Pathological Truth Bias in Vision-Language Models
This addresses trust issues in VLMs for real-world applications by revealing hidden biases, though it is incremental as it builds on existing audit methods.
The paper tackled the problem of systematic failures in vision-language models (VLMs) where they incorrectly agree with visually contradicted statements, introducing MATS to measure this and finding that instruction-tuned generative VLMs like LLaVA 1.5 and QwenVLchat perform poorly, while contrastive encoders like CLIP and SigLIP are more robust, with activation patching identifying failure loci for potential repairs.

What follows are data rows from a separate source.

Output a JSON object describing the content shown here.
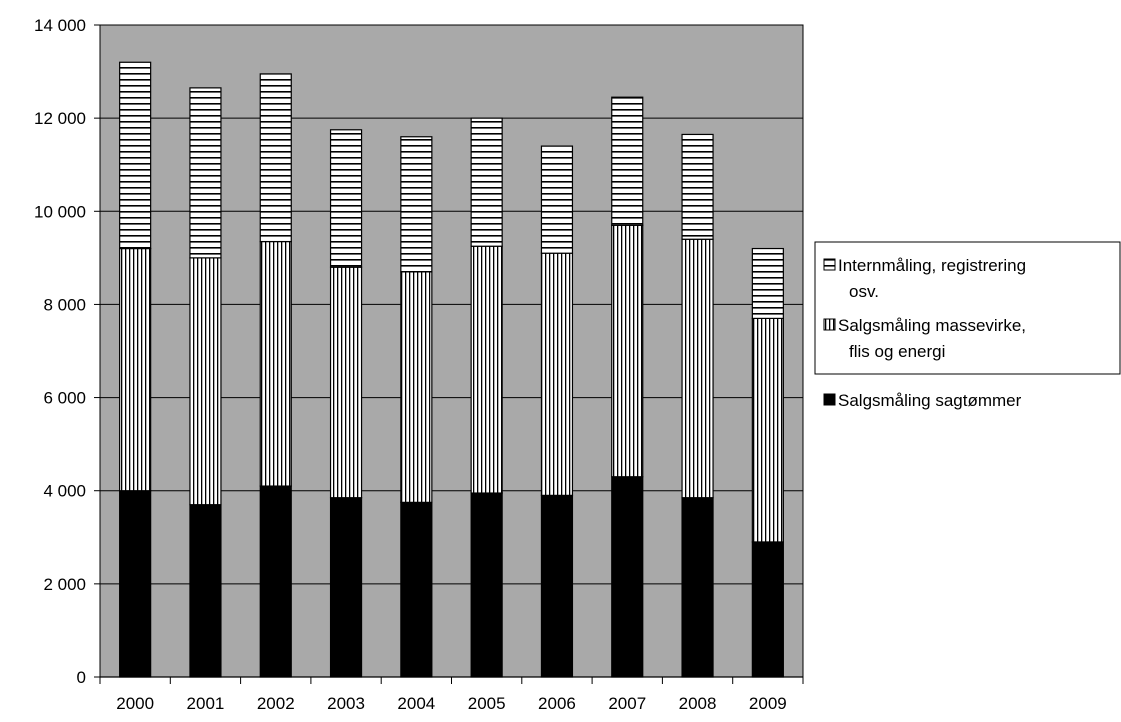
{
  "chart_data": {
    "type": "bar",
    "stacked": true,
    "title": "",
    "xlabel": "",
    "ylabel": "",
    "categories": [
      "2000",
      "2001",
      "2002",
      "2003",
      "2004",
      "2005",
      "2006",
      "2007",
      "2008",
      "2009"
    ],
    "ylim": [
      0,
      14000
    ],
    "yticks": [
      0,
      2000,
      4000,
      6000,
      8000,
      10000,
      12000,
      14000
    ],
    "ytick_labels": [
      "0",
      "2 000",
      "4 000",
      "6 000",
      "8 000",
      "10 000",
      "12 000",
      "14 000"
    ],
    "grid": true,
    "legend_position": "right",
    "series": [
      {
        "name": "Salgsmåling sagtømmer",
        "pattern": "solid",
        "color": "#000000",
        "values": [
          4000,
          3700,
          4100,
          3850,
          3750,
          3950,
          3900,
          4300,
          3850,
          2900
        ]
      },
      {
        "name": "Salgsmåling massevirke, flis og energi",
        "pattern": "vertical-lines",
        "color": "#000000",
        "values": [
          5200,
          5300,
          5250,
          4950,
          4950,
          5300,
          5200,
          5400,
          5550,
          4800
        ]
      },
      {
        "name": "Internmåling, registrering osv.",
        "pattern": "horizontal-lines",
        "color": "#000000",
        "values": [
          4000,
          3650,
          3600,
          2950,
          2900,
          2750,
          2300,
          2750,
          2250,
          1500
        ]
      }
    ],
    "legend_entries": [
      {
        "lines": [
          "Internmåling, registrering",
          "osv."
        ],
        "pattern": "horizontal-lines"
      },
      {
        "lines": [
          "Salgsmåling massevirke,",
          "flis og energi"
        ],
        "pattern": "vertical-lines"
      },
      {
        "lines": [
          "Salgsmåling sagtømmer"
        ],
        "pattern": "solid"
      }
    ],
    "colors": {
      "plot_background": "#a9a9a9",
      "bar_fill": "#ffffff",
      "ink": "#000000"
    }
  }
}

Vision Language Models (VLMs) are improving quickly, but standard benchmarks can hide systematic failures that reduce real world trust. We introduce MATS (Multimodal Audit for Truthful Spatialization), a compact behavioral audit that measures whether models reject visually contradicted statements, and two metrics Spatial Consistency Score (SCS) and Incorrect Agreement Rate (IAR). Instruction tuned generative VLMs (LLaVA 1.5, QwenVLchat) exhibit very low SCS and high IAR, while contrastive encoders (CLIP, SigLIP) are far more robust. Activation patching causally localizes failure loci (mid to late cross attention for generative models, pooled projection components for contrastive models) and suggests concrete repair paths.